Près de la place de la République, Florian patiente devant Le Petit Cambodge. La commande n’est pas encore prête. Le jeune homme a arrêté ses études. "Enfin, je repasse mon BTS en candidat libre", corrige-t-il. Et cela fait bientôt trois mois qu’il arpente les rues de Paris à vélo pour Take Eat Easy. Auparavant, il travaillait chez McDonald's. Plutôt que la rémunération, c’est la liberté offerte qu’il savoure. "Il n’y a personne derrière toi pour te reprendre, tu es complètement libre sur ton vélo, mais aussi de tes horaires", vante-t-il.

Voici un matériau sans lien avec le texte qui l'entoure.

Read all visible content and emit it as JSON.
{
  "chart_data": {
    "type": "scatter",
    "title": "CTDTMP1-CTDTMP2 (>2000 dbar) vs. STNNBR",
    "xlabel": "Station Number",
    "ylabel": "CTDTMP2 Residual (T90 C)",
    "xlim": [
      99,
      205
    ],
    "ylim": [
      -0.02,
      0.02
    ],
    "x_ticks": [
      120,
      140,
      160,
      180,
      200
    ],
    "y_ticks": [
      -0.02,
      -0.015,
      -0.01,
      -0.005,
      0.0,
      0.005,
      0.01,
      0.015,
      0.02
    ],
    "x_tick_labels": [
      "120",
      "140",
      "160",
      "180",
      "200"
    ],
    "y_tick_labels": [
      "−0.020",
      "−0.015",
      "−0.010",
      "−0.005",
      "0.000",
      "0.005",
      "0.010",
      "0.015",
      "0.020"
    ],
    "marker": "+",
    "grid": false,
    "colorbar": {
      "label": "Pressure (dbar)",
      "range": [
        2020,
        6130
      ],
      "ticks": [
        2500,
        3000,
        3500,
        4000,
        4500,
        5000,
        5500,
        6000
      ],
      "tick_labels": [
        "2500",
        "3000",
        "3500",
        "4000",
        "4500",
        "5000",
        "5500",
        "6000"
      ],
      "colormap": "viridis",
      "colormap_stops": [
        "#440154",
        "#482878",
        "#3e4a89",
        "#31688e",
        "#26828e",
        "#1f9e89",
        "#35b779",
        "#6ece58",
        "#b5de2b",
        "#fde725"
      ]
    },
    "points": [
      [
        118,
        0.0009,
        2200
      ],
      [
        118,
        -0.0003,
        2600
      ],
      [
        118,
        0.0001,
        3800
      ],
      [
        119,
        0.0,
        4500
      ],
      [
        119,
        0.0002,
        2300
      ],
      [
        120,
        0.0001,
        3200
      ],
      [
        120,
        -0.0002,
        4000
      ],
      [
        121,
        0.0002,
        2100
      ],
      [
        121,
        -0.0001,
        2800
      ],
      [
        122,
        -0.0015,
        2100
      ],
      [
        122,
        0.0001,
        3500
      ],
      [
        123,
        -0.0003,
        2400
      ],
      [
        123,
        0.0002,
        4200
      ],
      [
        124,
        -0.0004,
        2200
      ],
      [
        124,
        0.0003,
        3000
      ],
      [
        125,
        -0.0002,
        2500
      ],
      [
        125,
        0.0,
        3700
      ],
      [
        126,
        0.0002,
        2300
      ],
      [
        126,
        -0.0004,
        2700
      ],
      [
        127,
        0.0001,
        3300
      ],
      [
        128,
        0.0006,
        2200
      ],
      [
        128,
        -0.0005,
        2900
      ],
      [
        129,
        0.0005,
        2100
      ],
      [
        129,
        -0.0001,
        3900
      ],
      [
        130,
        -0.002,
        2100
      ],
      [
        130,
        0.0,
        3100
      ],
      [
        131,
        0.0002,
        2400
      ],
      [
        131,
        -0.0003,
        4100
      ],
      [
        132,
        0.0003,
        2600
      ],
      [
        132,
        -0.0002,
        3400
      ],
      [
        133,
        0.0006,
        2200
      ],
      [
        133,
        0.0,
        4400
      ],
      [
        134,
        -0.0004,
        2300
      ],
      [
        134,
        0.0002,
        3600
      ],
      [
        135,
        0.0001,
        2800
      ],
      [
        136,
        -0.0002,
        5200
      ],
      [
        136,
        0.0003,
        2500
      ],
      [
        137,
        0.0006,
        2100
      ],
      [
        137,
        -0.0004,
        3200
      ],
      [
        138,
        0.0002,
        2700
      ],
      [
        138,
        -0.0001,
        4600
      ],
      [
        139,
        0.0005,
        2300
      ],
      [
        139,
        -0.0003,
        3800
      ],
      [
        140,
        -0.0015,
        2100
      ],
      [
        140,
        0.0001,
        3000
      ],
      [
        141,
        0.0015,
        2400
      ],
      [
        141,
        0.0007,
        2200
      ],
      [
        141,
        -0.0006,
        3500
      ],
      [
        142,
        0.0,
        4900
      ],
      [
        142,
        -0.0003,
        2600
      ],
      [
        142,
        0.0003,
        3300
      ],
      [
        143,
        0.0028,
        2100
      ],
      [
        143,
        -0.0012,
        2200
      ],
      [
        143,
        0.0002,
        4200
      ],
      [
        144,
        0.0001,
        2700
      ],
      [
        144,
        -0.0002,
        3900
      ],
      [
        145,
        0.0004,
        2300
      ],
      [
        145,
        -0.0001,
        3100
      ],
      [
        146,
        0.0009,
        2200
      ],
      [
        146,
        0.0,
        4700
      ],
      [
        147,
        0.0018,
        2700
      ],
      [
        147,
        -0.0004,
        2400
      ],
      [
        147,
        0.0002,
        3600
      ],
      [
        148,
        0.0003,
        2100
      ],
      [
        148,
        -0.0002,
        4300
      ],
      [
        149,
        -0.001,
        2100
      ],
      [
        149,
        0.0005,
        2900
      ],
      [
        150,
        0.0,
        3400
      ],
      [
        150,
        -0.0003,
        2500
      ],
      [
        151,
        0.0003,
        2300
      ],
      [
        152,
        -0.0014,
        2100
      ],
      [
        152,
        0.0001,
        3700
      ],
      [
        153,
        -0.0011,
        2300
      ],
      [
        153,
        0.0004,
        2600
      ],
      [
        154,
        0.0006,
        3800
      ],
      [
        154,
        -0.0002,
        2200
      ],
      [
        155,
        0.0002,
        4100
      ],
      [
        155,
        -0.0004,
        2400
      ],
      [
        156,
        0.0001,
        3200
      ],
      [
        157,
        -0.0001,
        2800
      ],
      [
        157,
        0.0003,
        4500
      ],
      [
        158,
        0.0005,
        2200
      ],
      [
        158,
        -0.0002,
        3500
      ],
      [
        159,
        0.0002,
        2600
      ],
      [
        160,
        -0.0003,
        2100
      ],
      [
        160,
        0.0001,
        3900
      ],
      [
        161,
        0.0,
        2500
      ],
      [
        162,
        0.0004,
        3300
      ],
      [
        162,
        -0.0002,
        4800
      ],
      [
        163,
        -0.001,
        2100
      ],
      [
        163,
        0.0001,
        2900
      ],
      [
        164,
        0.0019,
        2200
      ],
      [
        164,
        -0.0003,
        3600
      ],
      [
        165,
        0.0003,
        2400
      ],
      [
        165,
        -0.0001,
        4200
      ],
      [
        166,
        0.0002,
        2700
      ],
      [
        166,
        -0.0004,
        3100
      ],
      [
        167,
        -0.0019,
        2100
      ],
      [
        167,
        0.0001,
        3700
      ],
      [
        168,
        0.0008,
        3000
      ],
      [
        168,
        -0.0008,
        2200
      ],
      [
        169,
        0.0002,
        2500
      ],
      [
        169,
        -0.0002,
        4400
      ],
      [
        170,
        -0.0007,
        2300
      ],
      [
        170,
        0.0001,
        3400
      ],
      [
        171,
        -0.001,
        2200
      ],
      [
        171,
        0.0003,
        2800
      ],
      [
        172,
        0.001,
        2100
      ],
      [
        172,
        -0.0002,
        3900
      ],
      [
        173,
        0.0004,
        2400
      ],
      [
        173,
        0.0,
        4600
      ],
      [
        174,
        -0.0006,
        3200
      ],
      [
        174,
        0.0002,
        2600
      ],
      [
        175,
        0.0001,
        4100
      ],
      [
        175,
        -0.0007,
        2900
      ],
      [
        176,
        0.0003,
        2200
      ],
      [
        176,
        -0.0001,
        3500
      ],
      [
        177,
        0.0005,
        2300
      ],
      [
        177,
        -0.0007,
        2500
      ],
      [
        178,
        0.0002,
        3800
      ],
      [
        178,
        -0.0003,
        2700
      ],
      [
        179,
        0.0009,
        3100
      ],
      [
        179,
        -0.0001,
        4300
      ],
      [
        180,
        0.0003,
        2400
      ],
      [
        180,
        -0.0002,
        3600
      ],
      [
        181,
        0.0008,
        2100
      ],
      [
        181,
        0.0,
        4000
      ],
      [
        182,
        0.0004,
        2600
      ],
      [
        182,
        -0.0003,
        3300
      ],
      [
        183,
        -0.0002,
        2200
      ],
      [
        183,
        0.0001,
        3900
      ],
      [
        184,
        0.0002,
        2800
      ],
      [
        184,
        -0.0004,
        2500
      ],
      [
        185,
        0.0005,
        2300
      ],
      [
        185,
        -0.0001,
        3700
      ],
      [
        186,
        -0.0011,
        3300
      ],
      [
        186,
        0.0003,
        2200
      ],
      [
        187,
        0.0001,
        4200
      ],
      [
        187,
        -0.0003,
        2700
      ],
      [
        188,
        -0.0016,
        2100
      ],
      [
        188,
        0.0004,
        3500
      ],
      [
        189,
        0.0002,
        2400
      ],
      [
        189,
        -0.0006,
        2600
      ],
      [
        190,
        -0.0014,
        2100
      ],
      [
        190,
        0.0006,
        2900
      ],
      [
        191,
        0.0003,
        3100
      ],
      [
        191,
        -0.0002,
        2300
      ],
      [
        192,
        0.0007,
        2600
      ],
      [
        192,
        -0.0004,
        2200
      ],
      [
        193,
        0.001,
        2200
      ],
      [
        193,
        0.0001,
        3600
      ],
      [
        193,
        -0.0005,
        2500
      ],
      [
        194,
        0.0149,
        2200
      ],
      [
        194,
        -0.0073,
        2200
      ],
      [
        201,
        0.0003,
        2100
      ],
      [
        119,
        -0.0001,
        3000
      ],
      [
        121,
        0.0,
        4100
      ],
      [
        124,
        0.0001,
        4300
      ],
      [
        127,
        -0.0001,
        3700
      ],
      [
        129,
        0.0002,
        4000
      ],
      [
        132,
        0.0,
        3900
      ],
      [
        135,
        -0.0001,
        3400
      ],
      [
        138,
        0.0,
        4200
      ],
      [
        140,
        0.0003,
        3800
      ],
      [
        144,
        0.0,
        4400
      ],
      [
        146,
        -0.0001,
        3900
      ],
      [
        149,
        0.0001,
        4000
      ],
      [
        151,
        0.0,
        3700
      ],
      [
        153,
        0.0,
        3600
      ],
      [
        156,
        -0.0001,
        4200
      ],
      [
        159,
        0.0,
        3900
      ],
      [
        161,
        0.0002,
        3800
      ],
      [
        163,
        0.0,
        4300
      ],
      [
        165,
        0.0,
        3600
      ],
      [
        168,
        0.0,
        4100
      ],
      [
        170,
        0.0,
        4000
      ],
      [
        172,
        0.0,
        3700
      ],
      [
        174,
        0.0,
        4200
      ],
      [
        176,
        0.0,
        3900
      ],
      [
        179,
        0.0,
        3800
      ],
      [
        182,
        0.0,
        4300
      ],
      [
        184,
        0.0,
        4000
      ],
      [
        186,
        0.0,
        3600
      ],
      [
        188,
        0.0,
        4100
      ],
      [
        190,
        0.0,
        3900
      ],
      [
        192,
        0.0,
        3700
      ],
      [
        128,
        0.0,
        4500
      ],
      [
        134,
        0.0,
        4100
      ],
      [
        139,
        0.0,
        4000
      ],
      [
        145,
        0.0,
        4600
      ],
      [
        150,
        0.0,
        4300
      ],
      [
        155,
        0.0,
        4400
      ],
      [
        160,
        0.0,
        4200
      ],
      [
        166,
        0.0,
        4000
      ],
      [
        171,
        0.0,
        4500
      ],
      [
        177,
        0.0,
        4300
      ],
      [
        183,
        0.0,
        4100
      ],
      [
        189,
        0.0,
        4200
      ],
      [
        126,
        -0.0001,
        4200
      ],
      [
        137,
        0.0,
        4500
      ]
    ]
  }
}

Pour déterminer ses créneaux, il suffit de s’inscrire sur un planning en ligne. "Et si tu ne veux pas travailler pendant deux semaines pour prendre des vacances, pas besoin de négocier avec un patron !", explique Florian. Même si ces congés ne sont pas payés, statut d'indépendant oblige. Le jeune homme raconte s'être déjà fait de belles frayeurs : "Il y a vraiment des gens qui savent pas conduire." Et de soupirer : "Les chauffeurs Uber, c'est les pires."